3. Practice “Embarrassing” Scenarios
In order to stop feeling embarrassed in the future, take the same list and start planning scenarios,”Take that same list and begin preparing scenarios to prevent feeling embarrassed in the future,” “Most of the time, this exercise helps you work through the fragile self-esteem you developed because of the insecurity.”
It might sound dumb, but think of it this way: the more you hear it, the more you are compelled to be subjected to it, the more indifferent you can become, if anyone can easily annoy you by telling a certain something. You build up a resistance like everything else and practice will get you there.
4. Stop apologizing.
This is an emotional one for me. I truly believe that if I’m sorry, I’m going to get back to feeling normal. And if I’ve been sorry only five minutes before that point.
I guess I’m an apology addict. “Just one more apology and I’ll feel okay.” No. You’re not going to. In reality, you’re going to feel worse. And, again, your attention is to the past, not the present, where you don’t have to apologise for something. So stop it now.
5. Be you. Neurotic you.
St. Francis de Sales has four wise words for the achievement of spiritual excellence: “Be you very well.” It also refers to neurotics, like me, who wear their psychological charts on their sleeves and are so clear that any idea they have is reported as a bulletin on their faces.
When you’re finished that way—or, rather, if you want to live that way—you’re going to feel much more humiliation than, say, a girl who puts away her feelings to see only safe people. But if Francis is right, that’s the price I’ve got to pay for being me.
6. Laugh about it.
This is a simple one in retrospect. I know, embarrassing stories make a perfect cocktail party stuff. I can’t tell you how many times the story of David tossing the kid into the water served like an icebreaker. Funny things, guys.

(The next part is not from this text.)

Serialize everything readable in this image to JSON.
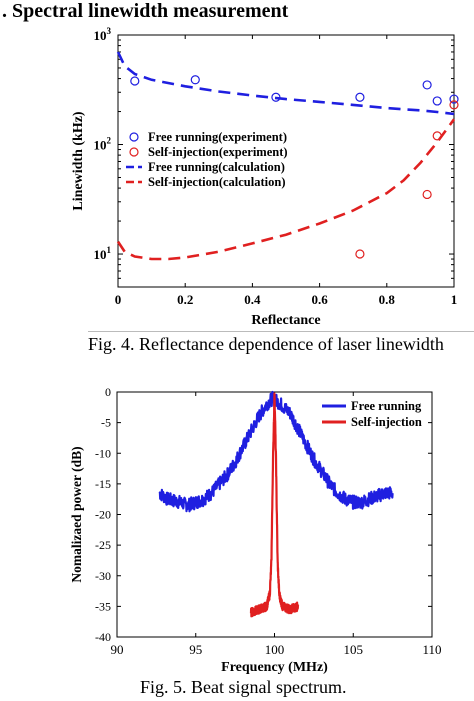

But when you’re in “sensitivity land,” laughing is a bit of a struggle, which is why you need a good friend to help you do it.
7. Keep the right tense.
All embarrassment has taken place in the past. Theoretically, if you could sit completely in the moment, you wouldn’t have an ounce of embarrassment – because all the signals inside your brain belong to a different time and place.
Now I know it’s almost difficult to be present at a moment where you’re having the twisted knot within your gut that says something like,
“You can’t be trusted with anything, you idiot!” and you’re feeling the acute symptoms of embarrassment (somewhat like the flu), but if you can recall for even a minute here or there to draw your attention to the situation, you’re going to be relaxed.
Embrace Your Embarrassment
It’s a cringe-inducing embarrassing moment, it’s jaw-achingly awful, and we both wish it had never happened. Although the problem is that they do exist. For everyone.
Trying to get away from it is the hardest thing that you can do. Chances are, you will fail and continue to suffer to get over it. The only thing left to do is to welcome and head-on fight the humiliation.
All the above approaches I have revealed here to solve an embarrassing circumstance require direct intervention by you. You need yourself to handle it. In your head, enjoy your goofiness, make sense of it, or tear it down. Don’t let it fester, whatever it is.